Black Radical Women in the U.S. 1910-1960 – A Study & Discussion Circle: This study and discussion circle took place on March 21, 2015 and focused on the contributions of Black radical women activists and theorists from the early 20th century through the Cold War era. Most of these women were affiliated with the U.S. Communist Party (CPUSA) and others were part of various socialist organizations.This circle will consider the backgrounds, thinking and writing of some of these leaders. We will specifically discuss the lives and contributions of Marvel Cooke, Shirley Graham Du Bois, Vicki Garvin, Esther Cooper Jackson, Claudia Jones, Queen Mother Audley Moore and Louise Thompson Patterson. This list does not begin to scratch the surface of radical Black women in the U.S. who have contributed to social, economic, political and cultural analysis and to organizing.

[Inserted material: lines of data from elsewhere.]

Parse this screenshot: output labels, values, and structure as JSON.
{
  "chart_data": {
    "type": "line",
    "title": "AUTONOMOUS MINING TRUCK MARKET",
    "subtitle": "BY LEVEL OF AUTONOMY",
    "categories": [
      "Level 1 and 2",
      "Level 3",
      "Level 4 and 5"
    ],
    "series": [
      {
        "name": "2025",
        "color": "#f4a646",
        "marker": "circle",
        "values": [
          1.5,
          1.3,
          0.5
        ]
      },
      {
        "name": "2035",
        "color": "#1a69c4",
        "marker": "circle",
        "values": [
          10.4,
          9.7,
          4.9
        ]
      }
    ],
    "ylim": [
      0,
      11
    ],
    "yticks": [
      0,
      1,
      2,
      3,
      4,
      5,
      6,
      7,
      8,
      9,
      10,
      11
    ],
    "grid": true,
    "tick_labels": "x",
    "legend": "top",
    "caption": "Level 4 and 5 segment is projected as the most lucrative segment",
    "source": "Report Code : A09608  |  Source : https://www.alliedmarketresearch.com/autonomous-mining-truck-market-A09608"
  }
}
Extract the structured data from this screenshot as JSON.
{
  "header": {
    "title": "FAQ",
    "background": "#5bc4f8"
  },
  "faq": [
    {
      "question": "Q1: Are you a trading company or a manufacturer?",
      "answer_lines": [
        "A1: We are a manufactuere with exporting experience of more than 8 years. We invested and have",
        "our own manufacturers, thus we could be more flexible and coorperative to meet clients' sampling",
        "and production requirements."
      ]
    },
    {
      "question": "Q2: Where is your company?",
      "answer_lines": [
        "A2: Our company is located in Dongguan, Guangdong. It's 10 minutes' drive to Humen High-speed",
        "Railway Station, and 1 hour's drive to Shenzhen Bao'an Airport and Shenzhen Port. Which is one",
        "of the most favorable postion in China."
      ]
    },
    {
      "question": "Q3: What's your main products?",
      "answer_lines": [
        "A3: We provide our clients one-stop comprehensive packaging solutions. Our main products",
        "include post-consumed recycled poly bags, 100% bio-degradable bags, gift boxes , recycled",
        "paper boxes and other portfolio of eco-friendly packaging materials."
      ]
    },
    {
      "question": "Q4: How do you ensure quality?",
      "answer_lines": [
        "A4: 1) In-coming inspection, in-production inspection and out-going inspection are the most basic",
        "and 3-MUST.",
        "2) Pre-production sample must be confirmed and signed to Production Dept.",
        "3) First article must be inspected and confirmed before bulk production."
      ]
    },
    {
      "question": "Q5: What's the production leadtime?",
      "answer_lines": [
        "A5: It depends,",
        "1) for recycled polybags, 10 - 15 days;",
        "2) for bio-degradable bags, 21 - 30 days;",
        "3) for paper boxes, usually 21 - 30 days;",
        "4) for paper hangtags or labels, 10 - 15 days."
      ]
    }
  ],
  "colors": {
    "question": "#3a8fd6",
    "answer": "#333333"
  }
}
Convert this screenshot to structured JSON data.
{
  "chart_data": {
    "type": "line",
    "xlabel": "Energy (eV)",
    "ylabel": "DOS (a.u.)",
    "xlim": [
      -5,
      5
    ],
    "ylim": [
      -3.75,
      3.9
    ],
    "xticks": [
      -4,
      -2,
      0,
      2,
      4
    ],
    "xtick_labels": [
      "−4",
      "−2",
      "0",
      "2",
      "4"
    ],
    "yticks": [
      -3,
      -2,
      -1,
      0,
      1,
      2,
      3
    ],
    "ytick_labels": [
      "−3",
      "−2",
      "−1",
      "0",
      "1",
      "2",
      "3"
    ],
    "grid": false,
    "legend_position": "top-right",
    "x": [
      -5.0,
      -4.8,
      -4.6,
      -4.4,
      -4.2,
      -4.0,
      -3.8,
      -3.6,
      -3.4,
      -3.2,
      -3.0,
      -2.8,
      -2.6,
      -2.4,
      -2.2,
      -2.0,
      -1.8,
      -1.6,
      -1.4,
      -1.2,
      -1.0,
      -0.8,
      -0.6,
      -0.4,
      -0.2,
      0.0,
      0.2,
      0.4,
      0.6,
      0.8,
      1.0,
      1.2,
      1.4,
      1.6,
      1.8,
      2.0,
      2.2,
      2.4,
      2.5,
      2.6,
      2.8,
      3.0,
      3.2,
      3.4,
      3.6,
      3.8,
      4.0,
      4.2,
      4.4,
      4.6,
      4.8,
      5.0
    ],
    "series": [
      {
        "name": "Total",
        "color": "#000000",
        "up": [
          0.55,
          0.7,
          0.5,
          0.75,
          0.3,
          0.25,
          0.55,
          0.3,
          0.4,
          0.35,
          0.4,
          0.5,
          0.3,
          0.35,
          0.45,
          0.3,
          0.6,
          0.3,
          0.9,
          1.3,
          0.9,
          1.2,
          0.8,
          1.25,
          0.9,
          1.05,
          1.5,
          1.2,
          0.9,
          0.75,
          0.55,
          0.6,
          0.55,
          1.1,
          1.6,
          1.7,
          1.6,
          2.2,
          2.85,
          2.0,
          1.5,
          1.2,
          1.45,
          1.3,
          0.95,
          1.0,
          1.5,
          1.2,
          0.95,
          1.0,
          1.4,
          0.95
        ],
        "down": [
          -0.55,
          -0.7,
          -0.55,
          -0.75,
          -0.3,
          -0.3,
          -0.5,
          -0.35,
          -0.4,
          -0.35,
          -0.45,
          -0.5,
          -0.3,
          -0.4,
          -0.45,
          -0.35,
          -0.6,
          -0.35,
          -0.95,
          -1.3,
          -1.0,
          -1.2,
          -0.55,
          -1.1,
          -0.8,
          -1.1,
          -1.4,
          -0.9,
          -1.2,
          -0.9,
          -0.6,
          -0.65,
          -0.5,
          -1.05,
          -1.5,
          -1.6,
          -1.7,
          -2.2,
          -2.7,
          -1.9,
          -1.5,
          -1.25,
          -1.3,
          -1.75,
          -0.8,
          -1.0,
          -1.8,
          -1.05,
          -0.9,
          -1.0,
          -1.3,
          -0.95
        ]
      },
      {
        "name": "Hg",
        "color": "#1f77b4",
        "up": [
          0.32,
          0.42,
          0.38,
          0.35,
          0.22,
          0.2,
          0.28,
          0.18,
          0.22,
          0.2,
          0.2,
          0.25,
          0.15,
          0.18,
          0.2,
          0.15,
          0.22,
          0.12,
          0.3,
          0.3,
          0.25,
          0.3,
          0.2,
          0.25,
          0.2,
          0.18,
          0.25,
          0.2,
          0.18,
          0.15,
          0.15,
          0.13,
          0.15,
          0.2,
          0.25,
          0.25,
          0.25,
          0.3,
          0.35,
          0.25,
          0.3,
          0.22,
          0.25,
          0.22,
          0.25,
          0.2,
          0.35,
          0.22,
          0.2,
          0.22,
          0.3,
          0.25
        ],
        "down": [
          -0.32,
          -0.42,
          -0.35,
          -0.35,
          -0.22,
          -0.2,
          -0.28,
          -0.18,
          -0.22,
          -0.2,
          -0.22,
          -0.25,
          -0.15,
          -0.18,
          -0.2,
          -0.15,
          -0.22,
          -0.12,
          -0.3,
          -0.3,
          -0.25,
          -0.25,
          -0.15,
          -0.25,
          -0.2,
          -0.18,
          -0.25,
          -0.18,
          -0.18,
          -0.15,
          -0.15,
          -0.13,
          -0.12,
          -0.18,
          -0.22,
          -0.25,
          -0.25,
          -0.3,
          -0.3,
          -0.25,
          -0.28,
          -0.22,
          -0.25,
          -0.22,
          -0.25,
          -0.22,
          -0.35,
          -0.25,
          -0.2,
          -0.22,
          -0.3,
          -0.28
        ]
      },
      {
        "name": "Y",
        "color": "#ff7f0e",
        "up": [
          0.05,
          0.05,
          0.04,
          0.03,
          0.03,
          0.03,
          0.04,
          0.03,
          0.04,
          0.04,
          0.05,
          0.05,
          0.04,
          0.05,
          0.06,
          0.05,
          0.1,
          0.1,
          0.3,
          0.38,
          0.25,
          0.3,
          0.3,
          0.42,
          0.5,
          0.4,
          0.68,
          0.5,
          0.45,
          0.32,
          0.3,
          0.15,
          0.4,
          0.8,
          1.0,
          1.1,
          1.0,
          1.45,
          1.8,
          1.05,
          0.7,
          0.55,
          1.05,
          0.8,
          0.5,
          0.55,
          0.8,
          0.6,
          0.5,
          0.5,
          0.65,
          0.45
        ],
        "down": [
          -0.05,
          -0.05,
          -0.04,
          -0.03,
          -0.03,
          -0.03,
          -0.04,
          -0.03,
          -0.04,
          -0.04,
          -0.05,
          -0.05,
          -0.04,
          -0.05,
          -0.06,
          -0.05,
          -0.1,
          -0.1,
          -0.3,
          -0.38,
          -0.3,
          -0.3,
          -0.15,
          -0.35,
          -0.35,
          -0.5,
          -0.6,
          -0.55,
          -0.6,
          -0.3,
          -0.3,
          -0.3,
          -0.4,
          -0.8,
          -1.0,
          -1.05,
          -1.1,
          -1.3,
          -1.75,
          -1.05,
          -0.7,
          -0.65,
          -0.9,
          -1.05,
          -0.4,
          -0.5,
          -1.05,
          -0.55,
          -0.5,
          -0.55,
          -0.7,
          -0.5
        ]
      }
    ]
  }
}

Teach Burge: Teaching About Police Torture: Between 1972 and 1991, Chicago Police Department (CPD) officers tortured at least 112 African American men and youth. Victims were as young as 13 years old, and at least 26 officers were involved. CPD Detective Jon Burge, the leader of CPD’s Area 2 midnight shift on the South Side of Chicago, appears to have been primarily responsible for introducing the torture techniques, which included electric shock, suffocation, burns, many kinds of beatings, use of cattle prods, use of nooses, mock executions with guns, and genital pain. Burge likely learned the electric shock tactic during his service as a military police sergeant in a Prisoner of War camp during the Vietnam War. The practical goal of the torture was often to produce confessions from suspects that could be used to convict them or others of crimes under the purview of Area 2’s investigatory responsibilities, raising Area 2’s arrest and conviction rates and assisting Burge’s rapid rise through the CPD ranks. The torture was systemic and rooted in deeply held racist beliefs. In fact, Burge and his men referred to the apparently homemade electrical device that they used to shock men with as the “nigger box.” The torture became an “open secret” among both the CPD and the city’s political establishment.

Teach Troy Davis: As Troy Davis was nearing his execution date in 2011, my friend Alice Kim emailed a group of people (including me) about putting together an “emergency curriculum” to help educators teach about Troy Davis and his case. I volunteered to create a blog for this purpose.